Les émetteurs high yield se mettent au vert

le 24/03/2021 L'AGEFI Quotidien / Edition de 7H

La mode ESG débarque dans ce segment de marché. Les émissions se multiplient. Le format d'obligations avec des critères durables (SLB) pourrait s’imposer.

émissions au format ESG
Les émissions en format ESG se multiplient sur le segment du high yield.
(Gerd Altmann/Pixabay)

Près d’un cinquième du montant émis cette année sur le marché obligataire euro l’a été dans un format ESG. Les entreprises notées high yield (HY), plus risquées que celles dites investment grade, veulent désormais leur part du gâteau. Depuis le début de l’année, sur le seul marché euro, près de 2,5 milliards ont été émis par quatre sociétés (sur 32 milliards pour l’ensemble des émissions HY) : Ardagh, Public Power, Faurecia et Via Celere. Cette semaine Novelis et Hapag Lloyd devraient ajouter 800 millions d’euros au compteur.

«Une vraie vague verte déferle sur le ‘high yield’», constate Edouard Tournier, managing director syndication high yield et leveraged loans EMEA chez BNP Paribas. Il y a bien sûr eu des émissions par le passé mais elles ont été rares : Getlink et Volvo Car en 2020 et Owen Illinois en 2019 ainsi que Paprec. «Il y a toujours un temps de latence en terme de migration de nouvelles tendances et pratiques entre les marchés ‘investment grade’ et HY», poursuit ce dernier. Réaliser une émission ESG demande un travail de structuration et une sophistication (pour des questions de reporting, notamment) qui n’est pas toujours simple pour les émetteurs HY en raison notamment de leur taille mais aussi des possibilités d’investissement. «Beaucoup d'émetteurs HY sont aujourd’hui plus avancés dans leur stratégie de développement durable qu’ils ne l’étaient il y quelques mois encore», souligne Agnès Gourc, co-responsable des financements durables chez BNP Paribas.

Forte demande

Cette évolution semble surtout portée par la forte demande des investisseurs avec notamment en Europe l’entrée en vigueur le 10 mars de la directive Sustainable Finance Disclosure Regulation (SFDR) qui vise à mettre fin au greenwashing dans la profession. «Nous avons une forte demande de la part de nos clients que nous relayons aux banques en charge des émissions, souligne Thomas Samson, gérant chez Muzinich & Co. La dimension crédit reste notre premier critère d’investissement, ensuite si l’émetteur propose une obligation ESG nous regardons son impact réel et s’il est suffisamment transparent». C’est le cas de Novelis dont l’impact climatique est facilement mesurable, selon le gérant.

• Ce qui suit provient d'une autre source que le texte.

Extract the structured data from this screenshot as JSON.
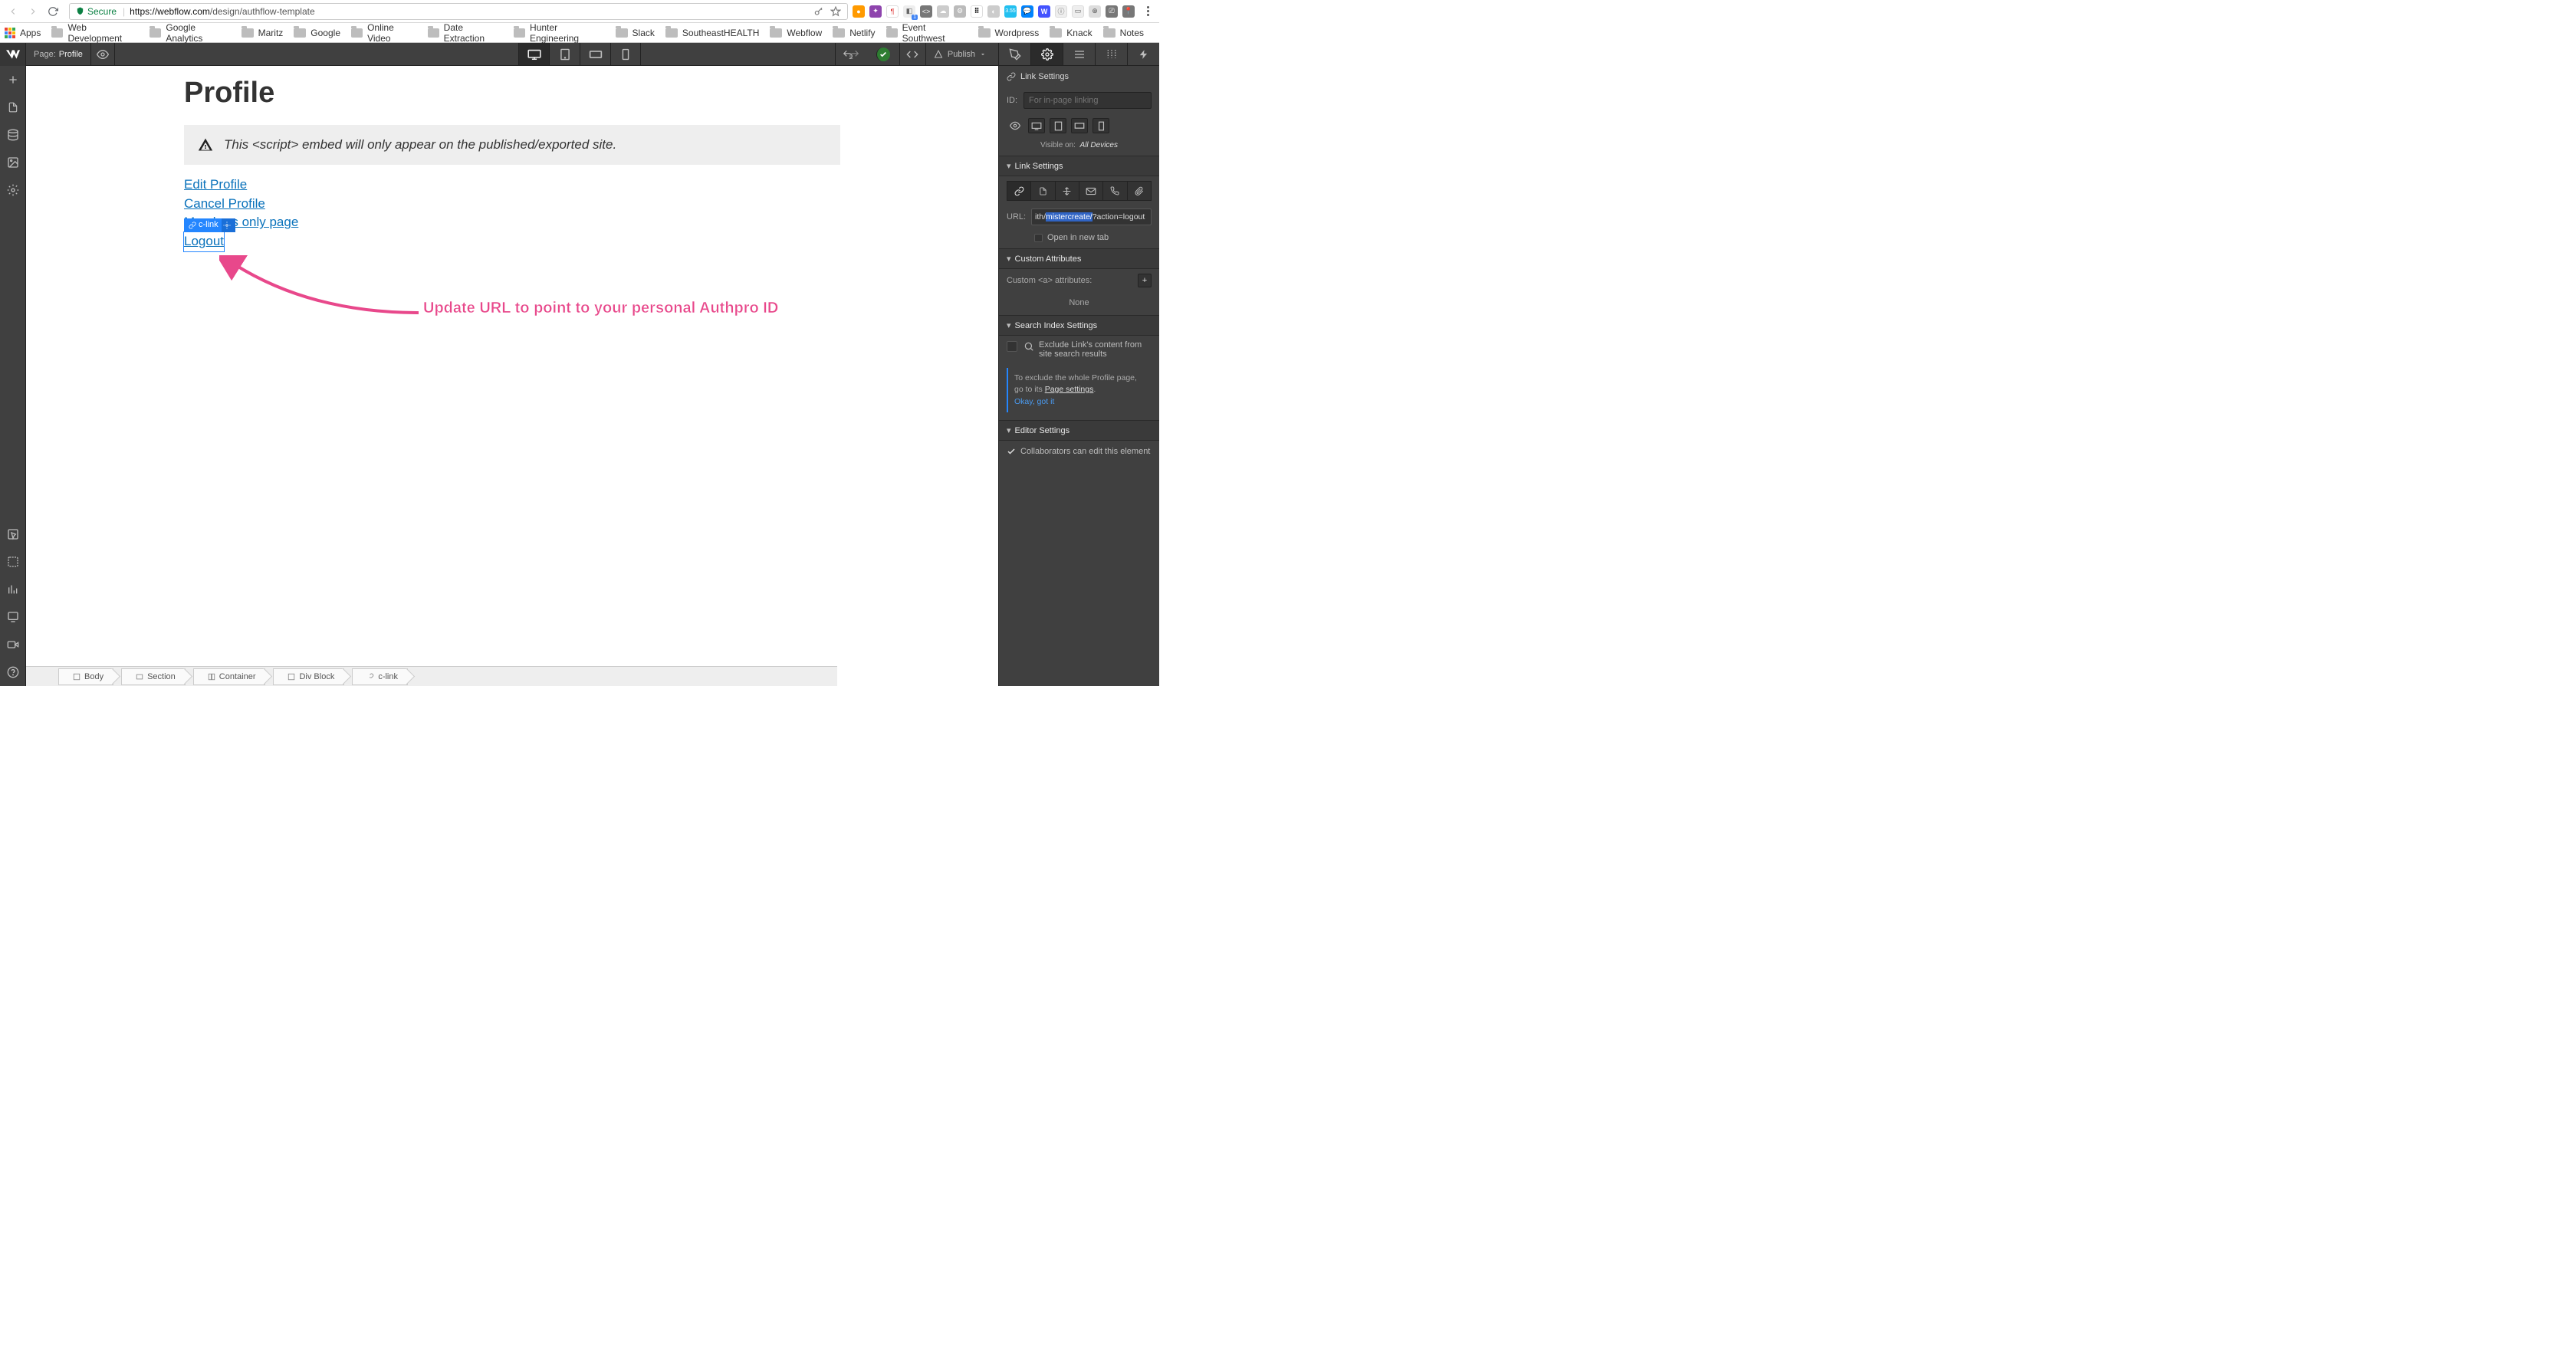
{
  "chrome": {
    "secure_label": "Secure",
    "url_host": "https://webflow.com",
    "url_path": "/design/authflow-template",
    "bookmarks": [
      "Apps",
      "Web Development",
      "Google Analytics",
      "Maritz",
      "Google",
      "Online Video",
      "Date Extraction",
      "Hunter Engineering",
      "Slack",
      "SoutheastHEALTH",
      "Webflow",
      "Netlify",
      "Event Southwest",
      "Wordpress",
      "Knack",
      "Notes"
    ],
    "ext_badge": "3.55"
  },
  "topbar": {
    "page_prefix": "Page:",
    "page_name": "Profile",
    "publish_label": "Publish"
  },
  "canvas": {
    "heading": "Profile",
    "embed_notice": "This <script> embed will only appear on the published/exported site.",
    "links": [
      "Edit Profile",
      "Cancel Profile",
      "Members only page",
      "Logout"
    ],
    "selection_tag": "c-link"
  },
  "annotation": "Update URL to point to your personal Authpro ID",
  "panel": {
    "title1": "Link Settings",
    "id_label": "ID:",
    "id_placeholder": "For in-page linking",
    "visible_prefix": "Visible on:",
    "visible_value": "All Devices",
    "section_link": "Link Settings",
    "url_label": "URL:",
    "url_pre": "ith/",
    "url_hl": "mistercreate/",
    "url_post": "?action=logout",
    "open_new_tab": "Open in new tab",
    "section_attrs": "Custom Attributes",
    "attrs_label": "Custom <a> attributes:",
    "attrs_none": "None",
    "section_search": "Search Index Settings",
    "search_exclude": "Exclude Link's content from site search results",
    "search_tip_1": "To exclude the whole Profile page, go to its ",
    "search_tip_link": "Page settings",
    "search_tip_ok": "Okay, got it",
    "section_editor": "Editor Settings",
    "editor_collab": "Collaborators can edit this element"
  },
  "breadcrumb": [
    "Body",
    "Section",
    "Container",
    "Div Block",
    "c-link"
  ]
}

Le marché se développe aussi grâce à l’apparition de nouveaux formats au-delà de la seule obligation verte. «La multiplication des produits disponibles avec notamment le ‘sustainability linked bond’ (dont les critères vont au-delà des seuls objectifs environnementaux, ndlr) offre une palette plus large susceptible d’attirer de nouveaux émetteurs», note Agnès Gourc. Car s’il est aisé pour un émetteur de taille importante avec des projets bien identifiés comme Volvo Car d’émettre un green bond, pour d’autres le recours à des indicateurs de performance (KPI) sera plus judicieux. Constellium a été le premier émetteur HY européen à émettre un SLB le 9 février sur le marché dollar. Le grec Public Power a lui été le premier à émettre ce type d’instrument en euro mi-mars (format plus judicieux que le green bond en raison de ses unités de production d’électricité au charbon). La forte demande lui a permis d’augmenter la taille de son émission de 500 millions à 650 millions. Il vient d’émettre lundi 125 millions supplémentaires sur cette même souche. Hapag-Lloyd a également opté pour ce format.

Prime à quantifier

«La diversification des formats et la forte demande des investisseurs va stimuler davantage le marché», affirme Agnès Gourc. L’incitation des acteurs du private equity, qui sont souvent les actionnaires majoritaires des entreprises HY, est également un élément moteur. Pour inciter davantage d’émetteurs à franchir l’étape complexe de la structuration de l’émission, la quantification d’une prime verte (greenium) sera un véritable changement de donne. «Ce label ESG va attirer d’autres émetteurs, affirme Edouard Tournier. Cette prime existe. Elle se manifeste par la possibilité d’aller chercher de nouveaux investisseurs, d'accéder à de nouvelles poches de liquidité avec la montée en puissance des stratégies ESG.» Mais il est encore difficile de la quantifier faute d’un nombre suffisant d’obligations. Thomas Samson accepte de laisser un peu de prime mais seulement s’il y a un impact réel et si l’émetteur respecte ses engagements. Une condition nécessaire pour que le greenium perdure.